Na segunda-feira passada Faranaz Keshavjee escreveu um artigo no jornal “Público” sobre a condição de se ser muçulmana chiita. O artigo “As lendas dos assassinos continuam…”, contextualiza a questão da participação dos chiitas em grupos terroristas, e procura ser mais um exemplo de como as generalizações ao invés de facilitarem a compreensão dos povos, servem apenas a ignorância e a prepotência dos que verberam complacentemente sobre os outros. Keshavjee procura dar a saber as distinções, as diferentes matizes, que estruturam a cultura chiita, defendendo que as boas condições sociais e políticas criam os povos cultos e pacíficos, e que essas condições, de acordo com a história das nações do Médio Oriente, não foram ainda alcançadas, por isso haverá que procurar não confundir o que se passa com um determinado conjunto de indivíduos sob determinadas condições sociais com toda uma população que não professa necessariamente a cultura do “martírio” no xiismo, não havendo na sua crença religiosa uma predisposição para a violência.
Tem razão Keshavjee quando alerta para o perigo das simplificações grosseiras.

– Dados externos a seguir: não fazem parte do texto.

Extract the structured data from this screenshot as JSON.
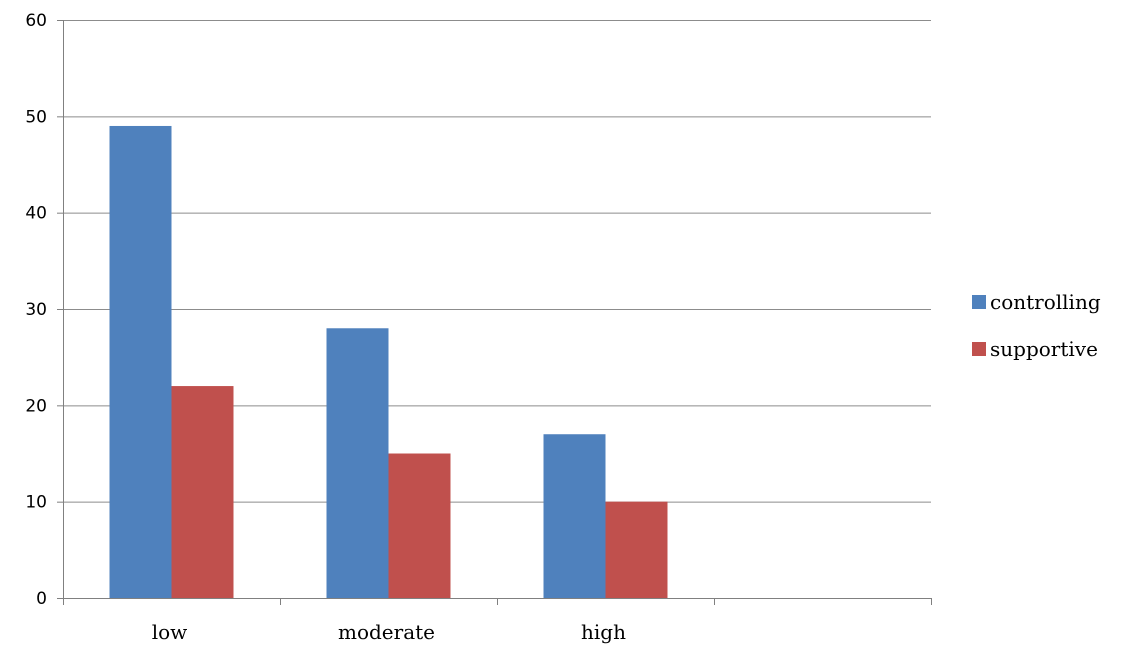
{
  "chart_data": {
    "type": "bar",
    "title": "",
    "xlabel": "",
    "ylabel": "",
    "categories": [
      "low",
      "moderate",
      "high",
      ""
    ],
    "series": [
      {
        "name": "controlling",
        "color": "#4F81BD",
        "values": [
          49,
          28,
          17,
          null
        ]
      },
      {
        "name": "supportive",
        "color": "#C0504D",
        "values": [
          22,
          15,
          10,
          null
        ]
      }
    ],
    "ylim": [
      0,
      60
    ],
    "yticks": [
      "0",
      "10",
      "20",
      "30",
      "40",
      "50",
      "60"
    ],
    "grid": true,
    "legend_position": "right"
  }
}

Esta é uma arma argumentativa que está constantemente a ser utilizada para quem tem interesse em tomar a parte pelo todo, para simplificar e criar uma cortina de incompreensão que afasta esses indivíduos de uma partilha de humanidade reconhecível. Os portugueses estão constantemente sujeitos a este tipo de alienação na compreensão da sua identidade. Nós próprios temos um prazer confessado de passarmos o tempo a “auto-massacrar-nos” com sarcasmos e ideias preconceituosas sobre o nosso próprio carácter e capacidade de acção, aceitando essa imagem que reflectimos e que voltamos contra nós próprios como ricochete.

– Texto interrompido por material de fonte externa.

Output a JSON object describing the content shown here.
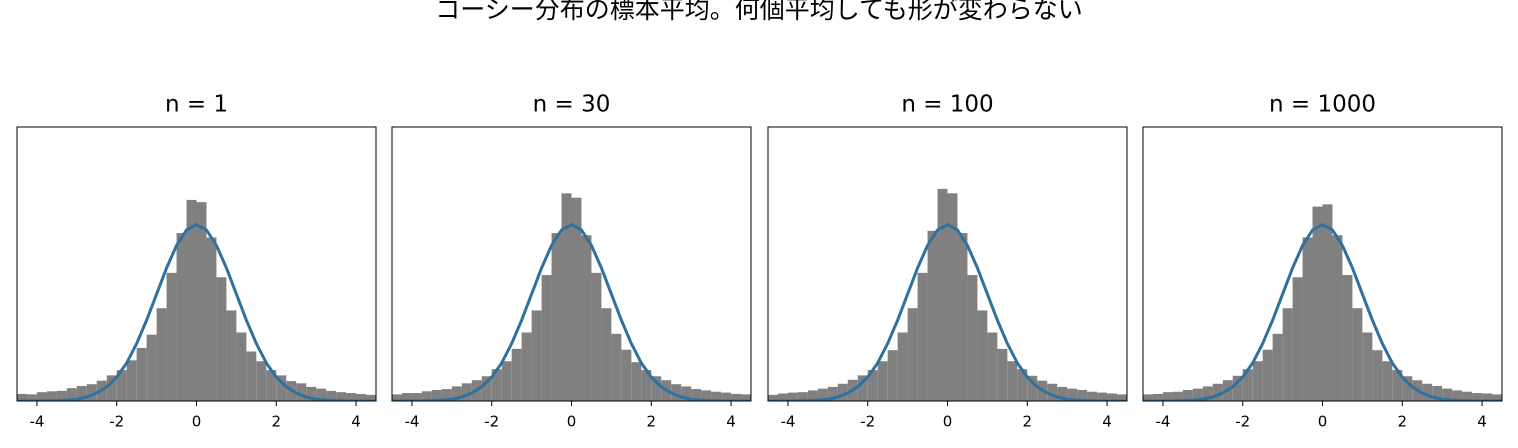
{
  "title": "コーシー分布の標本平均。何個平均しても形が変わらない",
  "chart_data": [
    {
      "type": "histogram",
      "title": "n = 1",
      "bins": [
        -4.5,
        -4.25,
        -4,
        -3.75,
        -3.5,
        -3.25,
        -3,
        -2.75,
        -2.5,
        -2.25,
        -2,
        -1.75,
        -1.5,
        -1.25,
        -1,
        -0.75,
        -0.5,
        -0.25,
        0,
        0.25,
        0.5,
        0.75,
        1,
        1.25,
        1.5,
        1.75,
        2,
        2.25,
        2.5,
        2.75,
        3,
        3.25,
        3.5,
        3.75,
        4,
        4.25,
        4.5
      ],
      "values": [
        0.016,
        0.015,
        0.02,
        0.022,
        0.023,
        0.029,
        0.034,
        0.038,
        0.046,
        0.058,
        0.07,
        0.092,
        0.12,
        0.15,
        0.21,
        0.29,
        0.38,
        0.455,
        0.45,
        0.37,
        0.28,
        0.205,
        0.155,
        0.112,
        0.09,
        0.07,
        0.058,
        0.045,
        0.04,
        0.032,
        0.028,
        0.023,
        0.02,
        0.018,
        0.016,
        0.014
      ],
      "color": "#808080",
      "line": {
        "x": [
          -4.5,
          -4.25,
          -4,
          -3.75,
          -3.5,
          -3.25,
          -3,
          -2.75,
          -2.5,
          -2.25,
          -2,
          -1.75,
          -1.5,
          -1.25,
          -1,
          -0.75,
          -0.5,
          -0.25,
          0,
          0.25,
          0.5,
          0.75,
          1,
          1.25,
          1.5,
          1.75,
          2,
          2.25,
          2.5,
          2.75,
          3,
          3.25,
          3.5,
          3.75,
          4,
          4.25,
          4.5
        ],
        "values": [
          2e-05,
          5e-05,
          0.0001,
          0.0004,
          0.001,
          0.002,
          0.004,
          0.009,
          0.018,
          0.032,
          0.054,
          0.086,
          0.13,
          0.183,
          0.242,
          0.301,
          0.352,
          0.387,
          0.399,
          0.387,
          0.352,
          0.301,
          0.242,
          0.183,
          0.13,
          0.086,
          0.054,
          0.032,
          0.018,
          0.009,
          0.004,
          0.002,
          0.001,
          0.0004,
          0.0001,
          5e-05,
          2e-05
        ],
        "color": "#30709c"
      },
      "xlim": [
        -4.5,
        4.5
      ],
      "ylim": [
        0,
        0.62
      ],
      "xticks": [
        -4,
        -2,
        0,
        2,
        4
      ]
    },
    {
      "type": "histogram",
      "title": "n = 30",
      "bins": [
        -4.5,
        -4.25,
        -4,
        -3.75,
        -3.5,
        -3.25,
        -3,
        -2.75,
        -2.5,
        -2.25,
        -2,
        -1.75,
        -1.5,
        -1.25,
        -1,
        -0.75,
        -0.5,
        -0.25,
        0,
        0.25,
        0.5,
        0.75,
        1,
        1.25,
        1.5,
        1.75,
        2,
        2.25,
        2.5,
        2.75,
        3,
        3.25,
        3.5,
        3.75,
        4,
        4.25,
        4.5
      ],
      "values": [
        0.015,
        0.018,
        0.018,
        0.022,
        0.025,
        0.027,
        0.033,
        0.04,
        0.047,
        0.056,
        0.072,
        0.09,
        0.118,
        0.155,
        0.205,
        0.285,
        0.38,
        0.47,
        0.46,
        0.375,
        0.29,
        0.21,
        0.152,
        0.116,
        0.088,
        0.07,
        0.056,
        0.047,
        0.038,
        0.033,
        0.027,
        0.024,
        0.021,
        0.019,
        0.016,
        0.015
      ],
      "color": "#808080",
      "line": {
        "x": [
          -4.5,
          -4.25,
          -4,
          -3.75,
          -3.5,
          -3.25,
          -3,
          -2.75,
          -2.5,
          -2.25,
          -2,
          -1.75,
          -1.5,
          -1.25,
          -1,
          -0.75,
          -0.5,
          -0.25,
          0,
          0.25,
          0.5,
          0.75,
          1,
          1.25,
          1.5,
          1.75,
          2,
          2.25,
          2.5,
          2.75,
          3,
          3.25,
          3.5,
          3.75,
          4,
          4.25,
          4.5
        ],
        "values": [
          2e-05,
          5e-05,
          0.0001,
          0.0004,
          0.001,
          0.002,
          0.004,
          0.009,
          0.018,
          0.032,
          0.054,
          0.086,
          0.13,
          0.183,
          0.242,
          0.301,
          0.352,
          0.387,
          0.399,
          0.387,
          0.352,
          0.301,
          0.242,
          0.183,
          0.13,
          0.086,
          0.054,
          0.032,
          0.018,
          0.009,
          0.004,
          0.002,
          0.001,
          0.0004,
          0.0001,
          5e-05,
          2e-05
        ],
        "color": "#30709c"
      },
      "xlim": [
        -4.5,
        4.5
      ],
      "ylim": [
        0,
        0.62
      ],
      "xticks": [
        -4,
        -2,
        0,
        2,
        4
      ]
    },
    {
      "type": "histogram",
      "title": "n = 100",
      "bins": [
        -4.5,
        -4.25,
        -4,
        -3.75,
        -3.5,
        -3.25,
        -3,
        -2.75,
        -2.5,
        -2.25,
        -2,
        -1.75,
        -1.5,
        -1.25,
        -1,
        -0.75,
        -0.5,
        -0.25,
        0,
        0.25,
        0.5,
        0.75,
        1,
        1.25,
        1.5,
        1.75,
        2,
        2.25,
        2.5,
        2.75,
        3,
        3.25,
        3.5,
        3.75,
        4,
        4.25,
        4.5
      ],
      "values": [
        0.014,
        0.017,
        0.019,
        0.02,
        0.024,
        0.028,
        0.032,
        0.039,
        0.048,
        0.058,
        0.07,
        0.09,
        0.115,
        0.155,
        0.21,
        0.29,
        0.385,
        0.48,
        0.47,
        0.38,
        0.285,
        0.205,
        0.155,
        0.118,
        0.09,
        0.072,
        0.057,
        0.046,
        0.039,
        0.032,
        0.028,
        0.025,
        0.021,
        0.019,
        0.017,
        0.015
      ],
      "color": "#808080",
      "line": {
        "x": [
          -4.5,
          -4.25,
          -4,
          -3.75,
          -3.5,
          -3.25,
          -3,
          -2.75,
          -2.5,
          -2.25,
          -2,
          -1.75,
          -1.5,
          -1.25,
          -1,
          -0.75,
          -0.5,
          -0.25,
          0,
          0.25,
          0.5,
          0.75,
          1,
          1.25,
          1.5,
          1.75,
          2,
          2.25,
          2.5,
          2.75,
          3,
          3.25,
          3.5,
          3.75,
          4,
          4.25,
          4.5
        ],
        "values": [
          2e-05,
          5e-05,
          0.0001,
          0.0004,
          0.001,
          0.002,
          0.004,
          0.009,
          0.018,
          0.032,
          0.054,
          0.086,
          0.13,
          0.183,
          0.242,
          0.301,
          0.352,
          0.387,
          0.399,
          0.387,
          0.352,
          0.301,
          0.242,
          0.183,
          0.13,
          0.086,
          0.054,
          0.032,
          0.018,
          0.009,
          0.004,
          0.002,
          0.001,
          0.0004,
          0.0001,
          5e-05,
          2e-05
        ],
        "color": "#30709c"
      },
      "xlim": [
        -4.5,
        4.5
      ],
      "ylim": [
        0,
        0.62
      ],
      "xticks": [
        -4,
        -2,
        0,
        2,
        4
      ]
    },
    {
      "type": "histogram",
      "title": "n = 1000",
      "bins": [
        -4.5,
        -4.25,
        -4,
        -3.75,
        -3.5,
        -3.25,
        -3,
        -2.75,
        -2.5,
        -2.25,
        -2,
        -1.75,
        -1.5,
        -1.25,
        -1,
        -0.75,
        -0.5,
        -0.25,
        0,
        0.25,
        0.5,
        0.75,
        1,
        1.25,
        1.5,
        1.75,
        2,
        2.25,
        2.5,
        2.75,
        3,
        3.25,
        3.5,
        3.75,
        4,
        4.25,
        4.5
      ],
      "values": [
        0.015,
        0.016,
        0.02,
        0.021,
        0.025,
        0.028,
        0.033,
        0.039,
        0.047,
        0.057,
        0.072,
        0.09,
        0.116,
        0.152,
        0.21,
        0.28,
        0.37,
        0.44,
        0.445,
        0.375,
        0.285,
        0.21,
        0.155,
        0.115,
        0.09,
        0.07,
        0.056,
        0.047,
        0.039,
        0.034,
        0.028,
        0.024,
        0.021,
        0.018,
        0.017,
        0.015
      ],
      "color": "#808080",
      "line": {
        "x": [
          -4.5,
          -4.25,
          -4,
          -3.75,
          -3.5,
          -3.25,
          -3,
          -2.75,
          -2.5,
          -2.25,
          -2,
          -1.75,
          -1.5,
          -1.25,
          -1,
          -0.75,
          -0.5,
          -0.25,
          0,
          0.25,
          0.5,
          0.75,
          1,
          1.25,
          1.5,
          1.75,
          2,
          2.25,
          2.5,
          2.75,
          3,
          3.25,
          3.5,
          3.75,
          4,
          4.25,
          4.5
        ],
        "values": [
          2e-05,
          5e-05,
          0.0001,
          0.0004,
          0.001,
          0.002,
          0.004,
          0.009,
          0.018,
          0.032,
          0.054,
          0.086,
          0.13,
          0.183,
          0.242,
          0.301,
          0.352,
          0.387,
          0.399,
          0.387,
          0.352,
          0.301,
          0.242,
          0.183,
          0.13,
          0.086,
          0.054,
          0.032,
          0.018,
          0.009,
          0.004,
          0.002,
          0.001,
          0.0004,
          0.0001,
          5e-05,
          2e-05
        ],
        "color": "#30709c"
      },
      "xlim": [
        -4.5,
        4.5
      ],
      "ylim": [
        0,
        0.62
      ],
      "xticks": [
        -4,
        -2,
        0,
        2,
        4
      ]
    }
  ]
}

Mas Keshavjee também poderia ter ido mais longe na compreensão da manutenção dos atavismos xiitas que levam à proliferação da cultura da violência, porque há mais de cinquenta anos que esses povos deixaram de estar sob o jugo directo da colonização, e era tempo de as suas elites terem adoptado claramente por valores civilizacionais universais, que não estejam só ao serviço de uma minoria que se sentirá sempre oprimida, sempre injustiçada, sempre pronta a rebelar-se violentamente. E é um sentimento que pode evidentemente expressar-se, sob forma política, não militar e não contra nenhum Estado de direito. Não vejo porque razão no Irão não se resolvem os problemas sociais, económicos e culturais do seu povo, pelo seu povo e não contra nenhum povo. Esta é a estratégia dos déspotas, e não, não temos que falar da sua religião. A ideologia política é suficiente para explicar essa forma de poder. Como o Ocidente sabe muito bem. Demasiado bem, para seu mal.